Pare down the square footage from 2,300, say, to 300. Furnish the basics: sinks, bathroom facilities, kitchen appliances. Then build enough of these so-called "tiny homes" to ease the housing burden that has left at least 8,500 of our state's residents without shelter.

That's the goal of a program two Democratic state senators are pushing to provide at least a partial solution to New Jersey's affordable housing crisis.

Sens. Troy Singleton (Burlington) and Brian Stack (Hudson) hope their three-year pilot program can capitalize on a national trend that has potential buyers or renters forgoing McMansions in favor of more compact living spaces.

And by compact, we mean the size of a one-car garage ... or smaller.

Perry Shaw, chairman of the Mercer County Reentry Task Force, believes the project could help several populations, including homeless veterans, ex-felons who have served their time and are returning to society, and young adults who are being frozen out by the state's soaring home-rental prices.

Stack and Singleton are looking to federal funds to underwrite the building process, which they say would be administered by the state's Housing and Mortgage Finance Agency and run about $5 million.

The agency would choose the municipalities, making sure they represent all parts of the state; as an incentive, participating municipalities would receive grants for the housing, as well as two credits toward their affordable housing obligations for every tiny unit they erect.

Last month, the Senate Community and Urban Affairs Committee unanimously approved the bill, S-177. But don't hire a moving van quite yet. We've been here before.

In December of 2016, the same bill cleared the same committee, but it died when members of the Senate Budget Committee failed to come on board.

But the need for a remedy didn't die with it.

We live in the sixth most expensive state in the nation, according to the National Income Housing Coalition and the Housing and Community Development Network of New Jersey. In plain terms, that means too many renters can't afford an average studio apartment without spending more than 30 percent of their income on housing.

The Singleton/Stack bill is far from a done deal.

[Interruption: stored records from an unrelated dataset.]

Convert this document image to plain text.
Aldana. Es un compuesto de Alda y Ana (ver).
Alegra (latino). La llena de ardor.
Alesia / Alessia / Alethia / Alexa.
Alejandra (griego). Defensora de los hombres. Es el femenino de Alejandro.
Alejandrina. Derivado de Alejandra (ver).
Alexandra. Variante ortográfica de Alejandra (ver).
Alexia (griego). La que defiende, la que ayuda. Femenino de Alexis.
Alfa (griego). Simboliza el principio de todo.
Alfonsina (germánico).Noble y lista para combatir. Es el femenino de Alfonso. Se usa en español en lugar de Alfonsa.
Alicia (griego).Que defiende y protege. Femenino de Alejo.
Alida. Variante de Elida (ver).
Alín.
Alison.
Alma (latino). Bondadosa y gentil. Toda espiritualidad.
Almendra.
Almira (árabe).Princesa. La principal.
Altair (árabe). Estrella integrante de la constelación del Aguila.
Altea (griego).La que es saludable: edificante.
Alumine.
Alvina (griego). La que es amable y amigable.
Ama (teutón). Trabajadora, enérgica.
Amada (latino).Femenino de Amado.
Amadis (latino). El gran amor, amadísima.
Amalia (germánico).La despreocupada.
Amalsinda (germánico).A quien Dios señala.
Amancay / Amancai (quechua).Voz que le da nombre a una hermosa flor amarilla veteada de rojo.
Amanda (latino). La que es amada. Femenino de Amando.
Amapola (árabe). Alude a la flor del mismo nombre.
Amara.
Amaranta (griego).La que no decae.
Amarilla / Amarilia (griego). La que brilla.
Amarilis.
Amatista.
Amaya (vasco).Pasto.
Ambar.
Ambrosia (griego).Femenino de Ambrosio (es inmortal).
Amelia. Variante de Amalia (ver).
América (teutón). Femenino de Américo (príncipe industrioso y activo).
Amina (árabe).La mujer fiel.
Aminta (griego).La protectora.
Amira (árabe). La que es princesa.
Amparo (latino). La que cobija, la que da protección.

Among other obstacles is the existence of zoning laws which require minimum square footage for homes that is greater than the tiny homes envisioned.

There's also the dreaded NIMBY effect: Not in My Back Yard, thank you. We saw that in Tuckerton in 2016, when officials nixed a proposal by an organization to build 10 micro-houses when residents of two nearby developments objected.

If lawmakers eventually pass this measure, they'll have to start selling it hard to convince a dubious populace that these small houses present a viable answer to a huge problem. We hope they succeed.